It's probably not a good thing to admit that I'm starting to act like my Grandmother when it comes to new technology. Actually, I think my Grandma had one up on me. She even embraced a knitting machine at one point.
What can I say, I'm a bit of a luddite. I didn't know what the word meant until a round of the game Balderdash. That game is surprisingly good at expanding one's vocabulary. I looked the word up, and discovered that not only does it refer to a person opposed to new technology, but apparently there was a riot back in the 1700's by a bunch of textile workers who believed that weaving machinery would lead to job loss.
I don't know if they had a point or not, but sometimes I do think new technology leads to loss.
For the most part, I like gadgets just fine. I only have a problem with one gadget. My cell phone, and all cell phones in general. I'm very grateful we have graduated from typewriters to computers, but I want to take the cell phone about seven rungs back on the technology ladder.

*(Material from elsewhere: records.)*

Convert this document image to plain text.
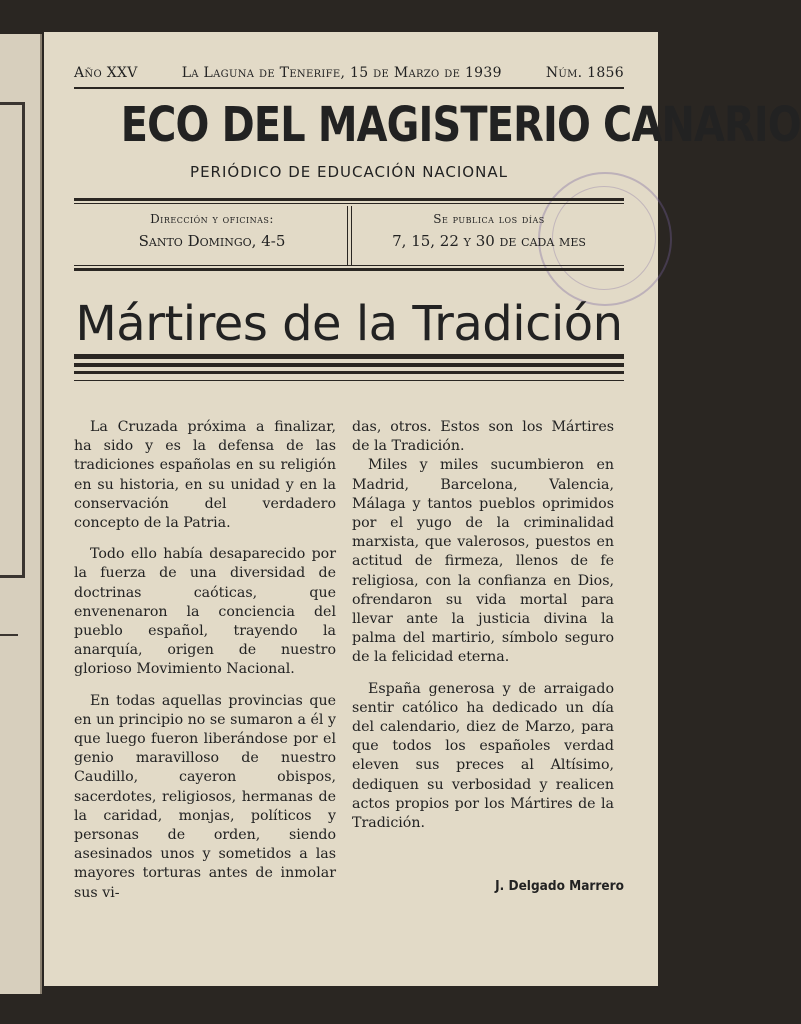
Año XXV	La Laguna de Tenerife, 15 de Marzo de 1939	Núm. 1856
ECO DEL MAGISTERIO CANARIO
PERIÓDICO DE EDUCACIÓN NACIONAL
Dirección y oficinas:
Santo Domingo, 4-5
Se publica los días
7, 15, 22 y 30 de cada mes
Mártires de la Tradición

La Cruzada próxima a finalizar, ha sido y es la defensa de las tradiciones españolas en su religión en su historia, en su unidad y en la conservación del verdadero concepto de la Patria.

Todo ello había desaparecido por la fuerza de una diversidad de doctrinas caóticas, que envenenaron la conciencia del pueblo español, trayendo la anarquía, origen de nuestro glorioso Movimiento Nacional.

En todas aquellas provincias que en un principio no se sumaron a él y que luego fueron liberándose por el genio maravilloso de nuestro Caudillo, cayeron obispos, sacerdotes, religiosos, hermanas de la caridad, monjas, políticos y personas de orden, siendo asesinados unos y sometidos a las mayores torturas antes de inmolar sus vi-

das, otros. Estos son los Mártires de la Tradición.

Miles y miles sucumbieron en Madrid, Barcelona, Valencia, Málaga y tantos pueblos oprimidos por el yugo de la criminalidad marxista, que valerosos, puestos en actitud de firmeza, llenos de fe religiosa, con la confianza en Dios, ofrendaron su vida mortal para llevar ante la justicia divina la palma del martirio, símbolo seguro de la felicidad eterna.

España generosa y de arraigado sentir católico ha dedicado un día del calendario, diez de Marzo, para que todos los españoles verdad eleven sus preces al Altísimo, dediquen su verbosidad y realicen actos propios por los Mártires de la Tradición.

J. Delgado Marrero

They're small. That's great. They work well, wonderful. Why does my cell phone have to do everything from shooting video to washing the dishes?
Here's a confession. I've never sent a text message. Maybe that's part of my problem. I just want to talk on my phone. I don't want to email people, I don't want to invent a new language by truncating sentences down to something that looks like random Scrabble tiles, and I certainly don't want to shop on my phone. And I really really really don't want to get nickle-and-dimed by the cell phone company as they charge me ten cents for this, and four hundred dollars for that.
I started thinking about all of this when Twitter became the next big thing. I just don't get it. First of all, I'm assuming Twitter is something for people who enjoy using their cell phone for things other than talking, because my only answer to the Twitter question is, "Sitting at my computer typing a message on Twitter."
I don't see the point.
And I feel a deep sense of loss. (Not about Twitter, I don't care about that.)
I hand wrote a letter the other day, and I realized that I had gone so long without using my handwriting, that it was shaky. That makes me sad. There's something beautiful about a hand written letter that you can't replicate with an email or a Tweet. We're in such a rush to do things quickly, I think we're forgetting how to do them well.
So I think I'll take a step back and embrace some older technology—a paper and a pen.
I am a writer, after all.
P.S. If anyone would care to tempt me in to the world of technology, I'm willing to listen. I just don't know if I'm ready for change.